As midnight arrived in the Eastern time zone, power usage spiked dramatically in Facebook’s data centers in Virginia, as tens of thousands of servers spun up, frantically trying to sort out the time and date. The Facebook web site stayed online, but the bug created some challenges for the data center team.
“We did lose some cabinets when row level breakers tripped due to high load,” said Tom Furlong, the VP of Site Operations for Facebook. “The number of cabinets brought down was not significant enough for it to impact our users.”
Facebook wasn’t the only one seeing a huge power surge. German web host Hetzner AG said its power usage spiked by 1 megawatt – the equivalent of the power usage of about 1,000 households. The huge French web host OVH, which was running more than 140,000 servers at the time, also reported a huge power spike.
Electric power is the most precious commodity in a server farm. The capacity and cost of power are the guiding decisions for most data center customers. The Leap Second bug raised a key question: what happens if a huge company unexpectedly maxes out its available power?
The Power Perspective
It’s the type of question that brings wonky debates about power system design into sharp relief. Fortunately, it wasn’t an academic question for the team at DuPont Fabros Technology (DFT).

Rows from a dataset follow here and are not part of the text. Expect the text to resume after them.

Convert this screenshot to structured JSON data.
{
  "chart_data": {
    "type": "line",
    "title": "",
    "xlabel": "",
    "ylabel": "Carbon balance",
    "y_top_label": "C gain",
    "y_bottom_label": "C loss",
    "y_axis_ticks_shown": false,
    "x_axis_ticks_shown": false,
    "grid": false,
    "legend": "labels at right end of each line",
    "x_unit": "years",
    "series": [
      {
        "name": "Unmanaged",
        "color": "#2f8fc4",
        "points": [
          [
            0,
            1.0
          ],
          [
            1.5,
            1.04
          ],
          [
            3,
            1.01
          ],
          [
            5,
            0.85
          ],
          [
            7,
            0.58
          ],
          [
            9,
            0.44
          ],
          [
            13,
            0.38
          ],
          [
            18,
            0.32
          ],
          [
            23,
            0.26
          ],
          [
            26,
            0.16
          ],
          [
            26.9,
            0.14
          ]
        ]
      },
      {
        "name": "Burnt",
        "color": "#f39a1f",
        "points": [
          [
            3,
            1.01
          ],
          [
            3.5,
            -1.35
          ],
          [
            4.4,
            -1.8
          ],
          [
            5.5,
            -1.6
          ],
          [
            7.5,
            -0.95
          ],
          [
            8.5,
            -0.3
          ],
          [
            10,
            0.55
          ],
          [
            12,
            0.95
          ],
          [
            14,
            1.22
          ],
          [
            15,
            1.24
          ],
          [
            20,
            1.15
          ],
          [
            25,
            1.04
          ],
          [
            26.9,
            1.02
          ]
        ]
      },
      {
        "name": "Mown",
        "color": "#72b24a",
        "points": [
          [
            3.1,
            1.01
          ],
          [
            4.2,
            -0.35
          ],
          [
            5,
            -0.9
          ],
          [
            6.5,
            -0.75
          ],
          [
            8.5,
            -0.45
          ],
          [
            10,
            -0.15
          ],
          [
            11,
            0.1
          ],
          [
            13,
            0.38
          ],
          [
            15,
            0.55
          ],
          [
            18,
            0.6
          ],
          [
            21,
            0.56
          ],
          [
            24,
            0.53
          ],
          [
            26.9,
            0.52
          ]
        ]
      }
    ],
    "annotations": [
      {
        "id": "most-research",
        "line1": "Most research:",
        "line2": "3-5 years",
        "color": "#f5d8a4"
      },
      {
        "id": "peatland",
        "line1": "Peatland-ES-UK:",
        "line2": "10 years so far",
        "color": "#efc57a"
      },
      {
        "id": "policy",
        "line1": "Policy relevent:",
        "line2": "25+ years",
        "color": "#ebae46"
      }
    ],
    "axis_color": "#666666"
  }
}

DuPont Fabros builds and manages data centers that house many of the Internet’s premier brands, including Apple, Microsoft, Yahoo and Facebook. As the leap second bug triggered, the power usage surged within one of DFT’s huge data centers in Ashburn, Virginia.
Hossein Fateh, the President and CEO of DuPont Fabros, said one of the tenants in the building suddenly saw its power load surge from 10 megawatts to 13 megawatts, and stay there for about 5 hours.
“The building can take it, and that tenant knew it,” said Fateh. “We encourage tenants to go to 99 and 100 percent (of their power capacity). Some have gone over.”
Fateh’s confidence is rooted in DFT’s approach to power infrastructure. It builds its data centers using what’s known as an ISO-parallel design, a flexible approach that offers both the redundancy of parallel designs and the ability to isolate problems.
Multi-tenant data centers like DFT’s contain multiple data halls, which provide customers with dedicated space for their IT gear. The ISO-parallel design employs a common bus to conduct electricity for the building, but also has a choke that can isolate a data hall experiencing electrical faults, protecting other users from power problems. But the system can also “borrow” spare capacity from other data halls.
“The power infrastructure available to the customers in the ISO parallel design allows for some over-subscription inside the room,” said Furlong. “In other words, if every row went to max power, you could exceed the contracted capacity available for the room. The rooms have double the distribution board capacity, which means this over-subscription doesn’t trip the room level breaker. Because the rooms are fed by a ring bus, and some customers may never exceed their contracted capacity, in theory there is capacity available if you exceed the capacity of your room.”
Like any good landlord, Fateh doesn’t identify the tenant in the leap second incident. Like any cautious data center manager, Furlong doesn’t get into details about his company’s power agreements. But it doesn’t take a lot of imagination to conclude that Facebook benefited from the ISO-parallel design during the server storm last July 1.
S.U.Posted August 7th, 2013
Is this article suggesting fb found a way to not have facilities fight operations every step of the way, even though both teams work for the same company? Maybe I should stop ignoring the fb recruiters.